Sorry, I though you meant separating the grid computing code from the threading code.


>> my main thought was to
>>effectivley add restrictions to a some commands. So consider grid search
>>I would add an extra parameter at the generic  and functional levels
>>which would give a range of steps within the current parameters to
>>calculate.... e.g here are the ranges which give a grid of 10x10x10 ie
>>1000 steps. slave 1. you calculate 1-250 slave 2. 251-500 and so on.....
>>is this the correct way to go?
>>
>>
>
>Subdividing the grid search will be an interesting problem!  Should it
>be at the 'generic_fns' level, the 'specific_fns' level, or implemented
>directly into the minimisation package?  I think that the 'specific_fns'
>level, again within the 'minimise()' model-free method (copied, modified
>for MPI, and renamed to 'minimise_mpi()') would be the best place to
>target.
>
>An algorithm to subdivide the grid would be useful.  Then an algorithm
>to collect the results and determine which subspace of the grid has the
>point with the lowest chi2 value should be used.  I.e. this will be an
>MPI-oriented grid search over a number of standard grid searches.
>
>However your best MPI gains are likely to be achieved by sending each
>grid search to a different node.  This higher level would be shared with
>the standard model-free optimisation code and hence you don't need to
>worry about writing separate MPI code for the grid search and for the
>minimisation.  Slight improvements may be achieved by breaking up the
>grid search, but I would personally tackle this later on.
>
>
>

again I need to think about this.
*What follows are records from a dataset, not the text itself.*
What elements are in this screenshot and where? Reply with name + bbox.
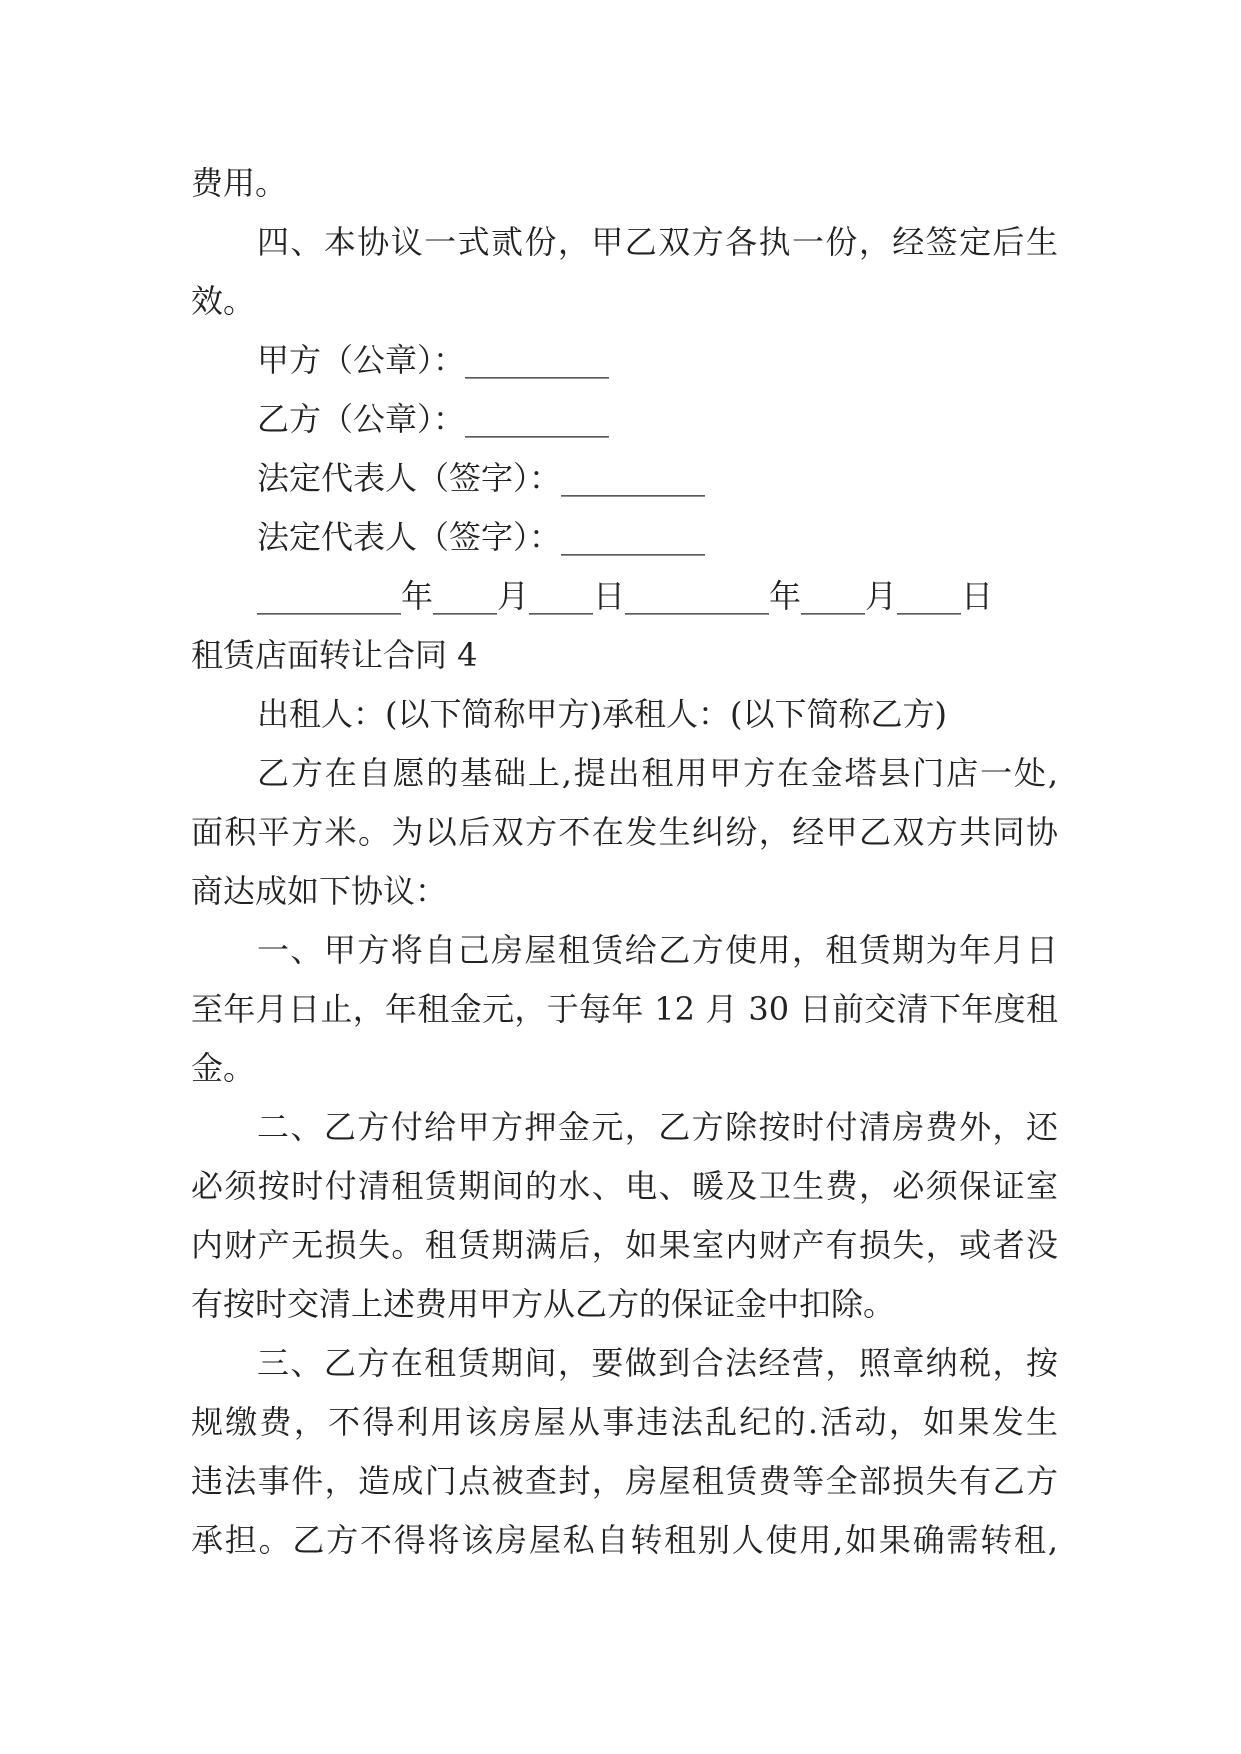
text-line: 至年月日止，年租金元，于每年 12 月 30 日前交清下年度租 (191, 990, 1058, 1028)
text-line: 一、甲方将自己房屋租赁给乙方使用，租赁期为年月日 (257, 931, 1058, 969)
text-line: 法定代表人（签字）：_________ (257, 518, 706, 556)
text-line: 效。 (191, 282, 256, 320)
signature-party-a-seal (191, 331, 1058, 390)
text-line: 四、本协议一式贰份，甲乙双方各执一份，经签定后生 (257, 223, 1058, 261)
text-line: 面积平方米。为以后双方不在发生纠纷，经甲乙双方共同协 (191, 813, 1058, 851)
text-line: 金。 (191, 1049, 256, 1087)
text-line: 违法事件，造成门点被查封，房屋租赁费等全部损失有乙方 (191, 1462, 1058, 1500)
text-line: 规缴费，不得利用该房屋从事违法乱纪的.活动，如果发生 (191, 1403, 1058, 1441)
paragraph-clause-four (191, 213, 1058, 331)
paragraph-clause-one (191, 921, 1058, 1098)
text-line: 费用。 (191, 164, 288, 202)
text-line: 商达成如下协议： (191, 872, 448, 910)
text-line: 出租人：(以下简称甲方)承租人：(以下简称乙方) (257, 695, 947, 733)
text-line: _________年____月____日_________年____月____日 (257, 577, 994, 615)
signature-legal-representative-b (191, 508, 1058, 567)
contract-title (191, 626, 1058, 685)
text-line: 法定代表人（签字）：_________ (257, 459, 706, 497)
text-line: 有按时交清上述费用甲方从乙方的保证金中扣除。 (191, 1285, 896, 1323)
text-line: 二、乙方付给甲方押金元，乙方除按时付清房费外，还 (257, 1108, 1058, 1146)
signature-party-b-seal (191, 390, 1058, 449)
paragraph-parties (191, 685, 1058, 744)
paragraph-clause-three (191, 1334, 1058, 1570)
text-line: 必须按时付清租赁期间的水、电、暖及卫生费，必须保证室 (191, 1167, 1058, 1205)
paragraph-preamble (191, 744, 1058, 921)
text-line: 承担。乙方不得将该房屋私自转租别人使用,如果确需转租, (191, 1521, 1058, 1559)
paragraph-clause-two (191, 1098, 1058, 1334)
document-body (191, 154, 1058, 1570)
text-line: 乙方在自愿的基础上,提出租用甲方在金塔县门店一处, (257, 754, 1058, 792)
text-line: 乙方（公章）：_________ (257, 400, 610, 438)
signature-date-line (191, 567, 1058, 626)
text-line: 三、乙方在租赁期间，要做到合法经营，照章纳税，按 (257, 1344, 1058, 1382)
text-line: 租赁店面转让合同 4 (191, 636, 478, 674)
signature-legal-representative-a (191, 449, 1058, 508)
paragraph-fee-continuation (191, 154, 1058, 213)
text-line: 内财产无损失。租赁期满后，如果室内财产有损失，或者没 (191, 1226, 1058, 1264)
text-line: 甲方（公章）：_________ (257, 341, 610, 379)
However if this uses divisons by model
again it will perform poorly as the different models will take different
amounts of time to calculate so many processors will sit idle...
again if I am not undertsanding properly please accept my apologies
relax is very heavily layered and alot of names are repeated multiple
times it can be quite had to follow whatis going on in the code base ;-)

Idle time will be inevitable. Especially when it comes to the 'all' model-free minimisation instance (the optimisation of all model-free model parameters for all residues together with all diffusion parameters). That cannot be avoided.